La communauté internationale hausse le ton face à la dégradation rapide de la situation sécuritaire dans l’est de la République démocratique du Congo. Dans un communiqué conjoint, les membres du Groupe de contact international pour la région des Grands Lacs (ICG), présidé par l’Allemagne, ont exprimé leur profonde inquiétude face à l’escalade des violences observée ces derniers jours au Sud-Kivu, en particulier autour de la ville stratégique d’Uvira, à proximité de la frontière burundaise.
Composé de l’Allemagne, de la Belgique, du Danemark, des États-Unis, de la France, des Pays-Bas, du Royaume-Uni, de la Suède, de la Suisse ainsi que de l’Union européenne, l’ICG met en garde contre les conséquences régionales d’une nouvelle offensive du Mouvement du 23 mars (M23), qu’il affirme être soutenu par le Rwanda.
Le Groupe de contact se dit particulièrement préoccupé par l’intensification des combats, marquée notamment par l’usage accru de drones de combat et de drones kamikazes. Selon l’ICG, cette évolution constitue une escalade majeure du conflit et fait peser un risque grave et immédiat sur les populations civiles, déjà durement éprouvées par des années de violences armées.
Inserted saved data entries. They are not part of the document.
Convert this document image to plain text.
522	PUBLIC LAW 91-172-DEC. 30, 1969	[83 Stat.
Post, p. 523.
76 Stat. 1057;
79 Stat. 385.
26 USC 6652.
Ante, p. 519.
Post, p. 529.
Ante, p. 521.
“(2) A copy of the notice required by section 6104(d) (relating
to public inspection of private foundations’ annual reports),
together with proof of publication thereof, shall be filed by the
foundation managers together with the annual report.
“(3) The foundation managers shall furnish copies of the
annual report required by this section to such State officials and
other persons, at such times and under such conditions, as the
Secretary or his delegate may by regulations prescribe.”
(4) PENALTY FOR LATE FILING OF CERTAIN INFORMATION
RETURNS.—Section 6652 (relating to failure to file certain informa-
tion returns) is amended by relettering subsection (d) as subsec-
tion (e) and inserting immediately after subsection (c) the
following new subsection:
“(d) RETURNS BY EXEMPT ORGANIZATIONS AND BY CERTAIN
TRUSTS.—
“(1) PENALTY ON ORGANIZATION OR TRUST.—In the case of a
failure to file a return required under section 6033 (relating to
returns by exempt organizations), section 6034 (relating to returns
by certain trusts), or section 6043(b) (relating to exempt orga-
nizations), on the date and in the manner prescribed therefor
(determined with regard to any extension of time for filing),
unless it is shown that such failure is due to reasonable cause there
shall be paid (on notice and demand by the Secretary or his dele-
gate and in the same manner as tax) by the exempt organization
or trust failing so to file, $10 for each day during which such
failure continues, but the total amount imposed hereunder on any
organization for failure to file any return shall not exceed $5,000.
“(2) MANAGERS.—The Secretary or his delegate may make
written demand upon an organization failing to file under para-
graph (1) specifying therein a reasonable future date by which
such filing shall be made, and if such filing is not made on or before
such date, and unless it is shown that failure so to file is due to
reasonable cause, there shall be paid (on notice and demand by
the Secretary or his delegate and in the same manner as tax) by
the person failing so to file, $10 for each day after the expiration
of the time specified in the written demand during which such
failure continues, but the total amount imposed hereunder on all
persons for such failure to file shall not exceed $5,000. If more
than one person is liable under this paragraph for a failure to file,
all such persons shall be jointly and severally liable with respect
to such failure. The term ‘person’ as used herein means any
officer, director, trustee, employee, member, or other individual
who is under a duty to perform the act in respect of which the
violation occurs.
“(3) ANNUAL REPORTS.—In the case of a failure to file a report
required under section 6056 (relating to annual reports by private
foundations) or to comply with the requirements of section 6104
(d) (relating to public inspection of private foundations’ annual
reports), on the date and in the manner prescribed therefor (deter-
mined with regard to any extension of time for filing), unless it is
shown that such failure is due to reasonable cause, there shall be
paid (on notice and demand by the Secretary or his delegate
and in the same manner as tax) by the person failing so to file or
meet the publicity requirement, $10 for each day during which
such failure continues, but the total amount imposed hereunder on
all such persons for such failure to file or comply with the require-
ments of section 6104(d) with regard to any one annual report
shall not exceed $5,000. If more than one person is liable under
Les diplomates soulignent que cette montée en puissance des moyens militaires ne se limite plus à un affrontement localisé, mais menace de déstabiliser l’ensemble de la région des Grands Lacs, dans un contexte déjà fragilisé par des tensions transfrontalières persistantes. Face à cette situation, l’ICG exhorte le M23 et les Forces rwandaises de défense (FRD) à cesser immédiatement toutes les opérations offensives dans l’est de la RDC, en particulier au Sud-Kivu.
Le groupe appelle explicitement les FRD à se retirer du territoire congolais, conformément aux dispositions de la résolution 2773 du Conseil de sécurité des Nations Unies. Dans le même élan, le M23 est sommé de respecter ses engagements découlant de la Déclaration de principes signée à Doha le 19 juillet 2025, un texte censé baliser la voie vers une désescalade durable et un retour progressif à la paix.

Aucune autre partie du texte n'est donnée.